UCT builds AI language model to support all 11 official South African languages
Postado por Editorial em 06/05/2026 em TECH NEWSResearch introduces a new dataset and base model designed to expand AI capabilities in underrepresented languages and enable local development of language tools.

The UCT researchers behind MzansiLM. From left: Simbarashe Mawere, Anri Lombard, Dr Jan Buys, and Dr Francois Meyer.
Researchers at the University of Cape Town (UCT) have developed a language model trained specifically on South Africa’s 11 official written languages, addressing a longstanding limitation in how artificial intelligence systems handle local linguistic diversity.
The project combines two components: MzansiText, a curated multilingual dataset, and MzansiLM, a language model trained from the ground up using that data. The work, led by Anri Lombard and Dr Jan Buys from UCT’s Department of Computer Science alongside Dr Francois Meyer and collaborators, will be presented at the Language Resources and Evaluation Conference in Spain.
The research responds to a structural issue in language technology.

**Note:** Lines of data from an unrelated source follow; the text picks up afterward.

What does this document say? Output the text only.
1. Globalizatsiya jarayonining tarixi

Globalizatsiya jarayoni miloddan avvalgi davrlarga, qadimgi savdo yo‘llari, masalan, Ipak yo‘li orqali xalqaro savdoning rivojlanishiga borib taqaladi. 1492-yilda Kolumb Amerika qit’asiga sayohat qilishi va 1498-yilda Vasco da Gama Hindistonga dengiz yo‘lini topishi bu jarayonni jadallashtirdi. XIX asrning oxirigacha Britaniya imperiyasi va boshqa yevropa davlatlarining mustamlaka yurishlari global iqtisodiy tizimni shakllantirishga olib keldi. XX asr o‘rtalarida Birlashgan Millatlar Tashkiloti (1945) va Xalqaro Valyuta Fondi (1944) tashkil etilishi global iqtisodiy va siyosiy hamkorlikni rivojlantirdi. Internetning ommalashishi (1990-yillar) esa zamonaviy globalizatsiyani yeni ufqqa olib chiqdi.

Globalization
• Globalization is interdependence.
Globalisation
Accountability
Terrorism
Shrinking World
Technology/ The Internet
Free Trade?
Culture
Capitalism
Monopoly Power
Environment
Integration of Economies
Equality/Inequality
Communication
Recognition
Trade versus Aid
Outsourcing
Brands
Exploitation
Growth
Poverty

Most AI systems perform unevenly across languages because training data is not equally available. This gap is particularly visible in South Africa, where several official languages fall into what researchers classify as “low-resource” due to limited textual data.
“In language modelling, languages are considered low resource, primarily because there are much fewer and smaller textual datasets available in these languages for training language models,” said Dr Buys. “Our dataset, MzansiText, is still small compared to data available for high-resource languages such as English and major European and Asian languages, but larger than previous datasets for South African languages.”
MzansiLM is designed to cover all 11 official written languages in a single model, including those that have received little attention in previous research. “MzansiLM is believed to be the first publicly available decoder-only language model to explicitly target all 11 languages.”
“There has been real progress in language modelling for African languages, including some South African ones like isiXhosa and isiZulu,” said Dr Meyer. “But most existing models only cover a subset of languages. With MzansiLM, we wanted to build a single model focused specifically on South Africa that covers all 11 official written languages, including those that are often left out.”
The model has 125 million parameters, placing it below the scale of commercial systems, but it was tested on tasks where it showed competitive performance. In some cases, it outperformed larger open-source models on benchmarks for South African languages, including text generation in isiXhosa.
The researchers emphasise that MzansiLM is not intended as a direct user-facing assistant. It serves as a base model that can be adapted for specific applications through fine-tuning, allowing developers to build tools such as summarisation systems or data annotation solutions tailored to local languages.
“In practice, that means developers could build tools for specific use cases; for example, summarising information or annotating raw data, in South African languages,” Meyer said. “Adapting MzansiLM for a limited use case might be more effective and affordable than relying on proprietary large language models, if you want users to be able to interact with a system in their home language.”
The current version reflects the limitations of available data. “Our findings show that the model can work well when fine-tuned for specific tasks but is not yet able to work well for general-purpose user interaction or instruction following, due to the limited training data,” Buys explained. “This helps to explain why even larger language models don’t yet work as well when used in languages other than English.”
The team has released both the dataset and the model publicly, positioning the work as a foundation for further development. According to the researchers, expanding AI capabilities in South African languages will depend on continued collaboration and the availability of shared data and tools.
“A lot of the progress we were able to make depends on earlier open research from the African Natural Language Processing research community, so continuing that openness is essential,” Lombard said. “We still need better and broader data sources, stronger benchmarks, and the kind of shared datasets, models, code, and results that make it possible for others to reproduce and extend the work.”